Les poursuites portent également sur des faits liés à la prévention et à la lutte contre la corruption, au blanchiment d’argent et de produits du crime, ainsi qu’à la dissimulation de la nature et de l’origine de biens. L’accusation évoque également des faits qui auraient été commis dans le cadre d’un groupe criminel et en utilisant les facilités liées à l’activité professionnelle.
Plusieurs années de procédures judiciaires
Le nouveau réquisitoire intervient alors que Chérif Mellal est engagé depuis plusieurs années dans différentes procédures judiciaires.
Placé en détention provisoire en janvier 2023 dans une affaire économique, l’ancien président de la JSK avait notamment été condamné en octobre 2023 à 18 mois de prison pour « atteinte à l’unité nationale », une condamnation annulée par la Cour d’Alger en janvier 2024.
Dans une autre procédure, il a été condamné en octobre 2024 à quatre ans de prison ferme pour violation de la législation sur le contrôle des changes et blanchiment d’argent, peine confirmée en appel en février 2025. Un pourvoi en cassation demeure en attente d’examen.
Ses soutiens dénoncent depuis plusieurs années ce qu’ils considèrent comme un acharnement judiciaire, un dossier monté de toutes pièces, et mettent en avant son action à la tête de la JSK. Chérif Mellal a également observé plusieurs grèves de la faim pour protester contre sa situation.

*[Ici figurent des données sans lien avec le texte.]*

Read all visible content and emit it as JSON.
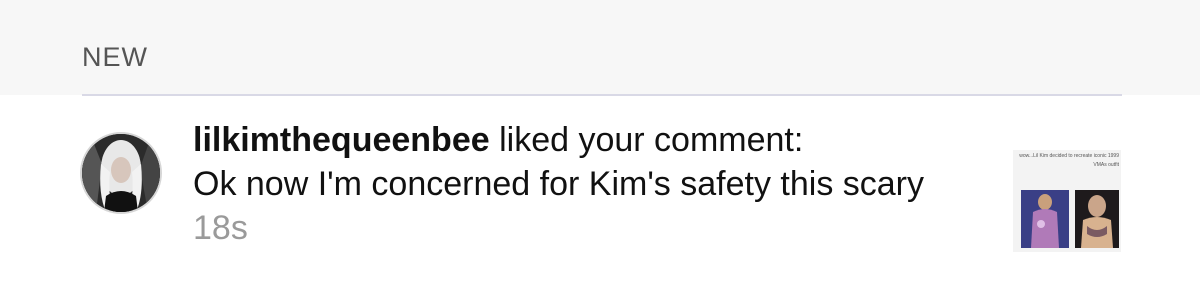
{
  "activity": {
    "section_label": "NEW",
    "notification": {
      "username": "lilkimthequeenbee",
      "action": " liked your comment:",
      "comment": "Ok now I'm concerned for Kim's safety this scary",
      "time": "18s",
      "post_thumbnail_caption": "wow...Lil Kim decided to recreate iconic 1999 VMAs outfit"
    }
  }
}
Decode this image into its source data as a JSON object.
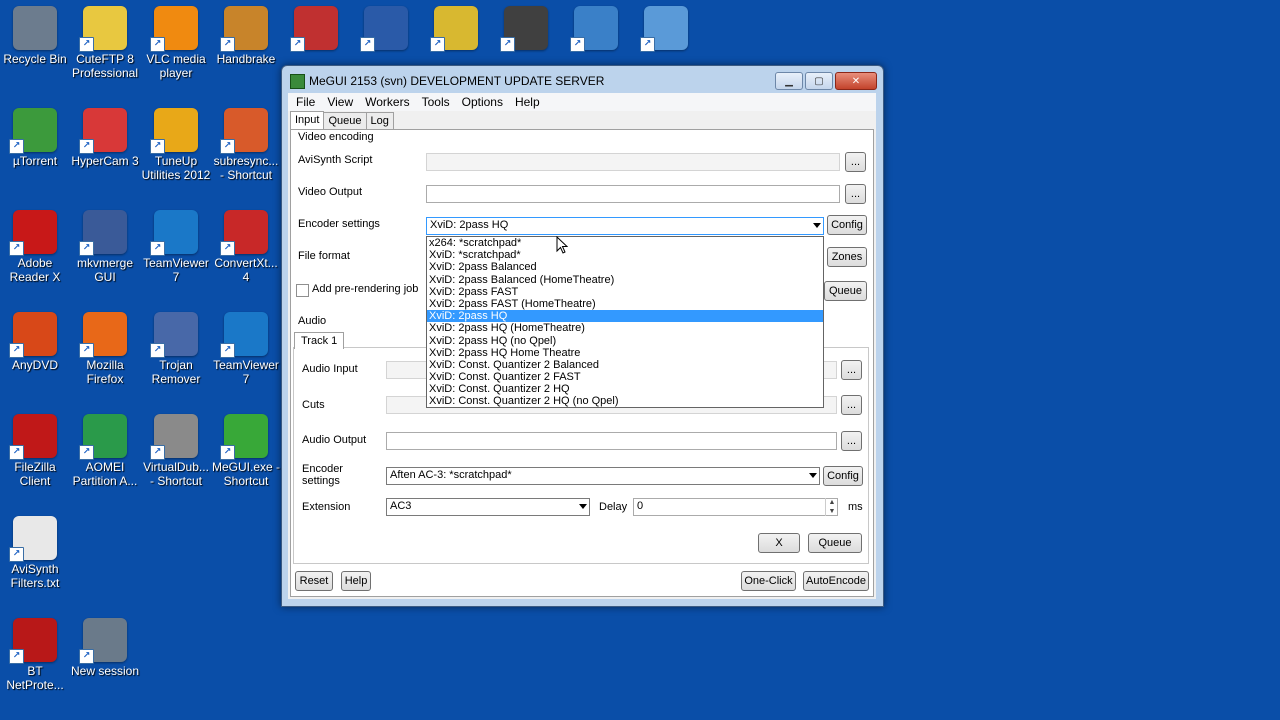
{
  "desktop": {
    "icons": [
      {
        "label": "Recycle Bin",
        "icon": "recycle-bin-icon",
        "color": "#6c7c8e"
      },
      {
        "label": "CuteFTP 8\nProfessional",
        "icon": "cuteftp-icon",
        "color": "#e8c840"
      },
      {
        "label": "VLC media\nplayer",
        "icon": "vlc-icon",
        "color": "#f08a10"
      },
      {
        "label": "Handbrake",
        "icon": "handbrake-icon",
        "color": "#c8842a"
      },
      {
        "label": "",
        "icon": "app-icon",
        "color": "#c03030"
      },
      {
        "label": "",
        "icon": "powershell-icon",
        "color": "#2a5aa8"
      },
      {
        "label": "",
        "icon": "app-icon",
        "color": "#d8b830"
      },
      {
        "label": "",
        "icon": "app-icon",
        "color": "#404040"
      },
      {
        "label": "",
        "icon": "app-icon",
        "color": "#3a80c8"
      },
      {
        "label": "",
        "icon": "app-icon",
        "color": "#5a9ad8"
      },
      {
        "label": "µTorrent",
        "icon": "utorrent-icon",
        "color": "#3c9a3c"
      },
      {
        "label": "HyperCam 3",
        "icon": "hypercam-icon",
        "color": "#d83838"
      },
      {
        "label": "TuneUp\nUtilities 2012",
        "icon": "tuneup-icon",
        "color": "#e8a818"
      },
      {
        "label": "subresync...\n- Shortcut",
        "icon": "subresync-icon",
        "color": "#d85a2a"
      },
      {
        "label": "Adobe\nReader X",
        "icon": "adobe-reader-icon",
        "color": "#c81818"
      },
      {
        "label": "mkvmerge\nGUI",
        "icon": "mkvmerge-icon",
        "color": "#3a5a98"
      },
      {
        "label": "TeamViewer\n7",
        "icon": "teamviewer-icon",
        "color": "#1a78c8"
      },
      {
        "label": "ConvertXt...\n4",
        "icon": "convertx-icon",
        "color": "#c82828"
      },
      {
        "label": "AnyDVD",
        "icon": "anydvd-icon",
        "color": "#d84818"
      },
      {
        "label": "Mozilla\nFirefox",
        "icon": "firefox-icon",
        "color": "#e86818"
      },
      {
        "label": "Trojan\nRemover",
        "icon": "trojan-remover-icon",
        "color": "#4868a8"
      },
      {
        "label": "TeamViewer\n7",
        "icon": "teamviewer-icon",
        "color": "#1a78c8"
      },
      {
        "label": "FileZilla\nClient",
        "icon": "filezilla-icon",
        "color": "#c01818"
      },
      {
        "label": "AOMEI\nPartition A...",
        "icon": "aomei-icon",
        "color": "#2a9a4a"
      },
      {
        "label": "VirtualDub...\n- Shortcut",
        "icon": "virtualdub-icon",
        "color": "#8a8a8a"
      },
      {
        "label": "MeGUI.exe -\nShortcut",
        "icon": "megui-icon",
        "color": "#38a838"
      },
      {
        "label": "AviSynth\nFilters.txt",
        "icon": "text-file-icon",
        "color": "#e8e8e8"
      },
      {
        "label": "BT\nNetProte...",
        "icon": "mcafee-icon",
        "color": "#b81818"
      },
      {
        "label": "New session",
        "icon": "new-session-icon",
        "color": "#6a7a8a"
      }
    ]
  },
  "window": {
    "title": "MeGUI 2153 (svn) DEVELOPMENT UPDATE SERVER",
    "menu": [
      "File",
      "View",
      "Workers",
      "Tools",
      "Options",
      "Help"
    ],
    "tabs": [
      "Input",
      "Queue",
      "Log"
    ]
  },
  "video": {
    "group_label": "Video encoding",
    "avisynth_label": "AviSynth Script",
    "avisynth_value": "",
    "output_label": "Video Output",
    "output_value": "",
    "encoder_label": "Encoder settings",
    "encoder_value": "XviD: 2pass HQ",
    "config_label": "Config",
    "file_format_label": "File format",
    "zones_label": "Zones",
    "prerender_label": "Add pre-rendering job",
    "queue_label": "Queue",
    "browse_label": "..."
  },
  "dropdown_options": [
    "x264: *scratchpad*",
    "XviD: *scratchpad*",
    "XviD: 2pass Balanced",
    "XviD: 2pass Balanced (HomeTheatre)",
    "XviD: 2pass FAST",
    "XviD: 2pass FAST (HomeTheatre)",
    "XviD: 2pass HQ",
    "XviD: 2pass HQ (HomeTheatre)",
    "XviD: 2pass HQ (no Qpel)",
    "XviD: 2pass HQ Home Theatre",
    "XviD: Const. Quantizer 2 Balanced",
    "XviD: Const. Quantizer 2 FAST",
    "XviD: Const. Quantizer 2 HQ",
    "XviD: Const. Quantizer 2 HQ (no Qpel)"
  ],
  "audio": {
    "group_label": "Audio",
    "track_tab": "Track 1",
    "input_label": "Audio Input",
    "cuts_label": "Cuts",
    "output_label": "Audio Output",
    "encoder_label": "Encoder\nsettings",
    "encoder_value": "Aften AC-3: *scratchpad*",
    "config_label": "Config",
    "extension_label": "Extension",
    "extension_value": "AC3",
    "delay_label": "Delay",
    "delay_value": "0",
    "ms_label": "ms",
    "x_label": "X",
    "queue_label": "Queue"
  },
  "bottom": {
    "reset": "Reset",
    "help": "Help",
    "one_click": "One-Click",
    "autoencode": "AutoEncode"
  }
}
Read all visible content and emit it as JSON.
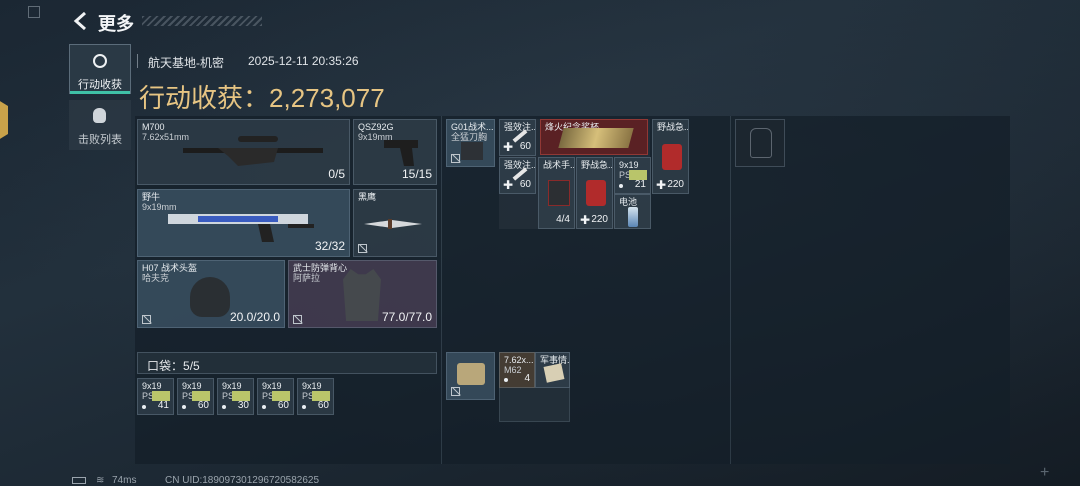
{
  "header": {
    "title": "更多"
  },
  "tabs": [
    {
      "label": "行动收获"
    },
    {
      "label": "击败列表"
    }
  ],
  "match": {
    "map": "航天基地-机密",
    "datetime": "2025-12-11 20:35:26",
    "earnings_label": "行动收获：",
    "earnings_value": "2,273,077"
  },
  "weapons": {
    "primary": {
      "name": "M700",
      "ammo": "7.62x51mm",
      "count": "0/5"
    },
    "pistol": {
      "name": "QSZ92G",
      "ammo": "9x19mm",
      "count": "15/15"
    },
    "secondary": {
      "name": "野牛",
      "ammo": "9x19mm",
      "count": "32/32"
    },
    "melee": {
      "name": "黑鹰"
    }
  },
  "armor": {
    "helmet": {
      "name": "H07 战术头盔",
      "brand": "哈夫克",
      "durability": "20.0/20.0"
    },
    "vest": {
      "name": "武士防弹背心",
      "brand": "阿萨拉",
      "durability": "77.0/77.0"
    }
  },
  "pocket": {
    "label": "口袋：",
    "capacity": "5/5",
    "items": [
      {
        "name": "9x19",
        "sub": "PSO",
        "count": "41"
      },
      {
        "name": "9x19",
        "sub": "PSO",
        "count": "60"
      },
      {
        "name": "9x19",
        "sub": "PSO",
        "count": "30"
      },
      {
        "name": "9x19",
        "sub": "PSO",
        "count": "60"
      },
      {
        "name": "9x19",
        "sub": "PSO",
        "count": "60"
      }
    ]
  },
  "rig": {
    "items": [
      {
        "name": "G01战术...",
        "sub": "全猛刀胸"
      },
      {
        "name": "强效注...",
        "count": "60"
      },
      {
        "name": "强效注...",
        "count": "60"
      },
      {
        "name": "烽火纪念奖杯"
      },
      {
        "name": "野战急...",
        "count": "220"
      },
      {
        "name": "战术手...",
        "count": "4/4"
      },
      {
        "name": "野战急...",
        "count": "220"
      },
      {
        "name": "9x19",
        "sub": "PS",
        "count": "21"
      },
      {
        "name": "电池"
      }
    ]
  },
  "backpack2": {
    "items": [
      {
        "name": "7.62x...",
        "sub": "M62",
        "count": "4"
      },
      {
        "name": "军事情..."
      }
    ]
  },
  "status": {
    "ping": "74ms",
    "uid": "CN UID:1890973012967205826​25"
  }
}
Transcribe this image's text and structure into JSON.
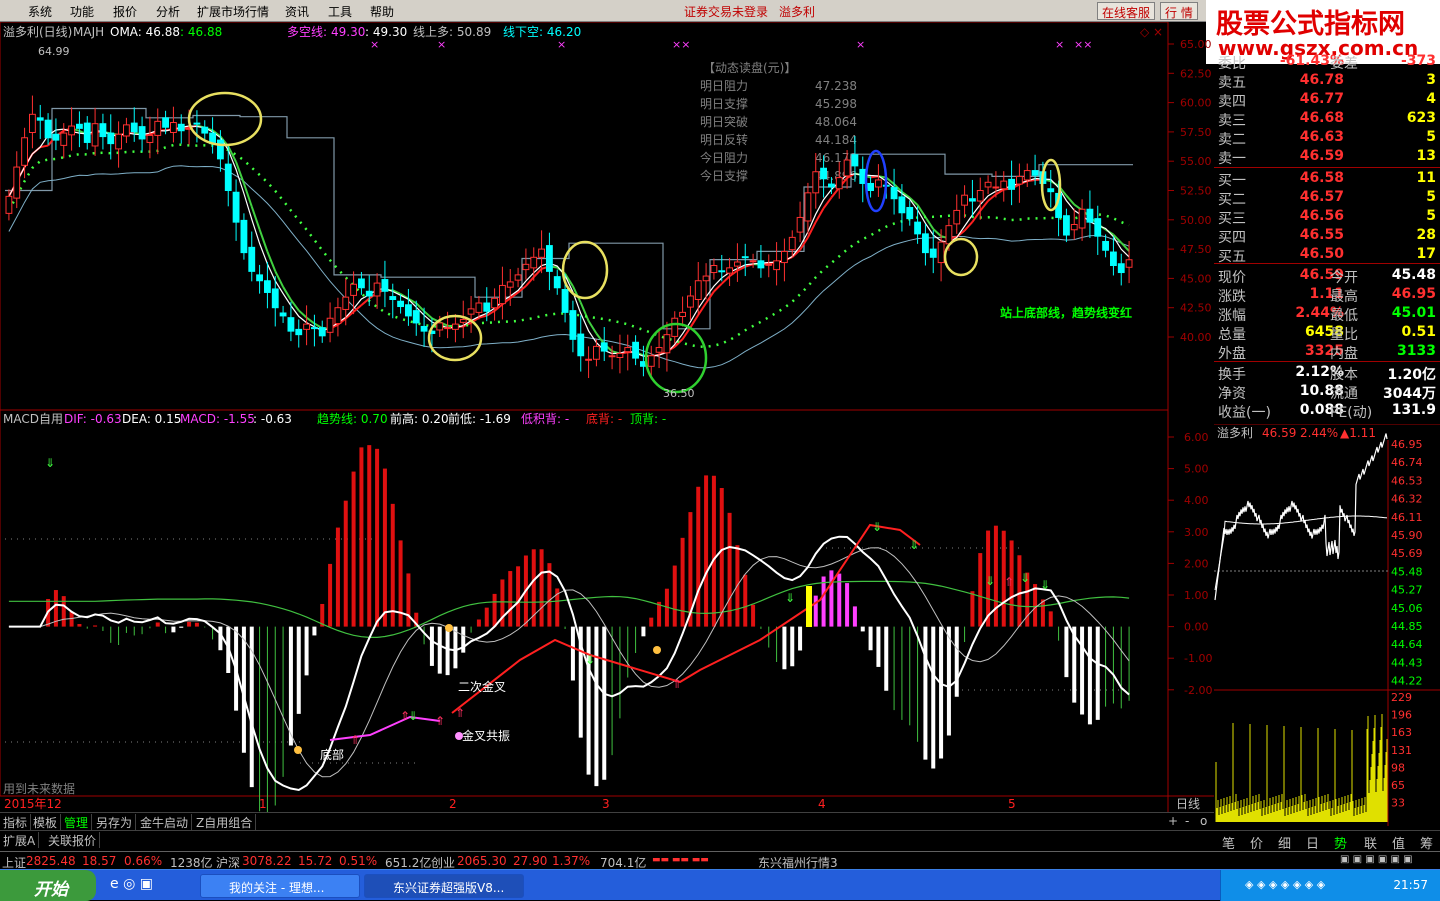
{
  "menubar": {
    "items": [
      "系统",
      "功能",
      "报价",
      "分析",
      "扩展市场行情",
      "资讯",
      "工具",
      "帮助"
    ],
    "center_status": "证券交易未登录",
    "center_stock": "溢多利",
    "online_service": "在线客服",
    "quote_btn": "行 情"
  },
  "logo": {
    "title": "股票公式指标网",
    "url": "www.gszx.com.cn"
  },
  "kline": {
    "header_name": "溢多利(日线)",
    "header_majh": "MAJH",
    "oma_label": "OMA: 46.88",
    "oma_value": ": 46.88",
    "duokong_label": "多空线:",
    "duokong_value": "49.30",
    "duokong_value2": ": 49.30",
    "xianshangduo": "线上多: 50.89",
    "xianxiakong": "线下空: 46.20",
    "high_mark": "64.99",
    "low_mark": "36.50",
    "yaxis": [
      "65.00",
      "62.50",
      "60.00",
      "57.50",
      "55.00",
      "52.50",
      "50.00",
      "47.50",
      "45.00",
      "42.50",
      "40.00"
    ],
    "annotation": "站上底部线，趋势线变红",
    "pan_title": "【动态读盘(元)】",
    "pan_rows": [
      {
        "label": "明日阻力",
        "value": "47.238"
      },
      {
        "label": "明日支撑",
        "value": "45.298"
      },
      {
        "label": "明日突破",
        "value": "48.064"
      },
      {
        "label": "明日反转",
        "value": "44.184"
      },
      {
        "label": "今日阻力",
        "value": "46.170"
      },
      {
        "label": "今日支撑",
        "value": "44.896"
      }
    ]
  },
  "macd": {
    "title": "MACD自用",
    "dif": "DIF: -0.63",
    "dea": "DEA: 0.15",
    "macd": "MACD: -1.55",
    "extra": ": -0.63",
    "trend": "趋势线: 0.70",
    "qiangao": "前高: 0.20",
    "qiandi": "前低: -1.69",
    "dijibei": "低积背: -",
    "dibei": "底背: -",
    "dingbei": "顶背: -",
    "yaxis": [
      "6.00",
      "5.00",
      "4.00",
      "3.00",
      "2.00",
      "1.00",
      "0.00",
      "-1.00",
      "-2.00"
    ],
    "label_erci": "二次金叉",
    "label_jinchagongzhen": "金叉共振",
    "label_dibu": "底部",
    "label_weilai": "用到未来数据"
  },
  "timeaxis": {
    "start": "2015年12",
    "months": [
      "1",
      "2",
      "3",
      "4",
      "5"
    ],
    "period": "日线"
  },
  "tabs": [
    "指标",
    "模板",
    "管理",
    "另存为",
    "金牛启动",
    "Z自用组合"
  ],
  "tabs2": [
    "扩展A",
    "关联报价"
  ],
  "quote": {
    "weibi_label": "委比",
    "weibi_value": "-61.43%",
    "weicha_label": "委差",
    "weicha_value": "-373",
    "sells": [
      {
        "label": "卖五",
        "price": "46.78",
        "vol": "3"
      },
      {
        "label": "卖四",
        "price": "46.77",
        "vol": "4"
      },
      {
        "label": "卖三",
        "price": "46.68",
        "vol": "623"
      },
      {
        "label": "卖二",
        "price": "46.63",
        "vol": "5"
      },
      {
        "label": "卖一",
        "price": "46.59",
        "vol": "13"
      }
    ],
    "buys": [
      {
        "label": "买一",
        "price": "46.58",
        "vol": "11"
      },
      {
        "label": "买二",
        "price": "46.57",
        "vol": "5"
      },
      {
        "label": "买三",
        "price": "46.56",
        "vol": "5"
      },
      {
        "label": "买四",
        "price": "46.55",
        "vol": "28"
      },
      {
        "label": "买五",
        "price": "46.50",
        "vol": "17"
      }
    ],
    "stats": [
      {
        "l1": "现价",
        "v1": "46.59",
        "l2": "今开",
        "v2": "45.48"
      },
      {
        "l1": "涨跌",
        "v1": "1.11",
        "l2": "最高",
        "v2": "46.95"
      },
      {
        "l1": "涨幅",
        "v1": "2.44%",
        "l2": "最低",
        "v2": "45.01"
      },
      {
        "l1": "总量",
        "v1": "6458",
        "l2": "量比",
        "v2": "0.51"
      },
      {
        "l1": "外盘",
        "v1": "3325",
        "l2": "内盘",
        "v2": "3133"
      }
    ],
    "stats2": [
      {
        "l1": "换手",
        "v1": "2.12%",
        "l2": "股本",
        "v2": "1.20亿"
      },
      {
        "l1": "净资",
        "v1": "10.88",
        "l2": "流通",
        "v2": "3044万"
      },
      {
        "l1": "收益(一)",
        "v1": "0.088",
        "l2": "PE(动)",
        "v2": "131.9"
      }
    ]
  },
  "intraday": {
    "title": "溢多利",
    "price": "46.59",
    "pct": "2.44%",
    "chg": "▲1.11",
    "yaxis": [
      "46.95",
      "46.74",
      "46.53",
      "46.32",
      "46.11",
      "45.90",
      "45.69",
      "45.48",
      "45.27",
      "45.06",
      "44.85",
      "44.64",
      "44.43",
      "44.22"
    ],
    "vol_axis": [
      "229",
      "196",
      "163",
      "131",
      "98",
      "65",
      "33"
    ]
  },
  "bottom_tabs": [
    "笔",
    "价",
    "细",
    "日",
    "势",
    "联",
    "值",
    "筹"
  ],
  "statusbar": {
    "sh_label": "上证",
    "sh_value": "2825.48",
    "sh_chg": "18.57",
    "sh_pct": "0.66%",
    "sh_amt": "1238亿",
    "sz_label": "沪深",
    "sz_value": "3078.22",
    "sz_chg": "15.72",
    "sz_pct": "0.51%",
    "sz_amt": "651.2亿",
    "cy_label": "创业",
    "cy_value": "2065.30",
    "cy_chg": "27.90",
    "cy_pct": "1.37%",
    "cy_amt": "704.1亿",
    "server": "东兴福州行情3"
  },
  "taskbar": {
    "start": "开始",
    "btn1": "我的关注 - 理想...",
    "btn2": "东兴证券超强版V8...",
    "clock": "21:57"
  }
}
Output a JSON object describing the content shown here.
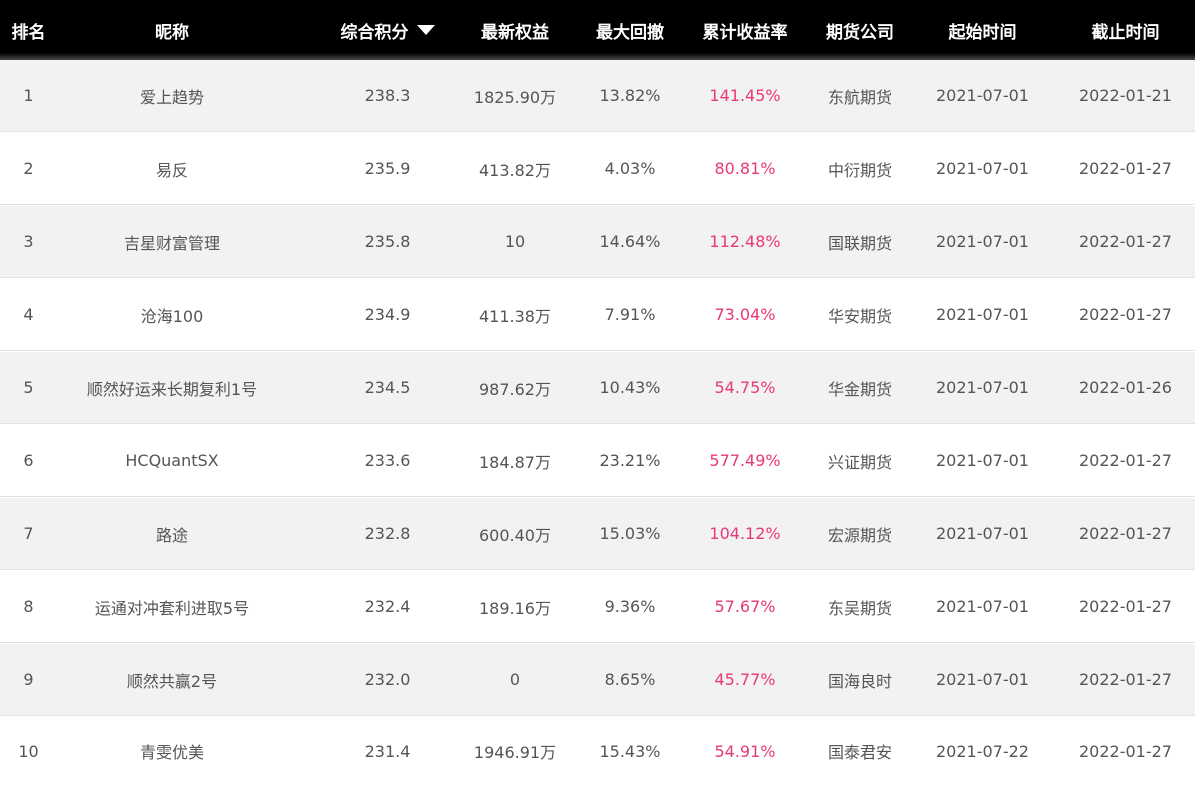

Le procès qui vient de s’achever semble être plus politique que judiciaire.
Le verdict attendu
La réquisition de 10 ans de prison ferme ne constitue pas une condamnation définitive. La chambre pénale de la Cour d’Alger doit encore examiner les arguments de la défense avant de rendre son verdict.
Pour l’ancien président de la JSK, cette nouvelle audience constitue une étape supplémentaire dans un parcours judiciaire qui dure depuis plusieurs années et qui continue de susciter de nombreuses réactions en Kabylie.
Riposte Internationale dénonce ce qu’elle considère comme un dossier construit de toutes pièces, avec des accusations qui soulèvent des interrogations sur le fond et sur le traitement réservé à Chérif Mellal. Après plusieurs années de détention et de procédures, le sentiment d’un acharnement orchestré est de plus en plus fort. Pour Riposte Internationale, cette affaire pose ainsi la question d’une justice réellement indépendante et impartiale. Nous réclamons sa libération et dénonçons une justice arbitraire.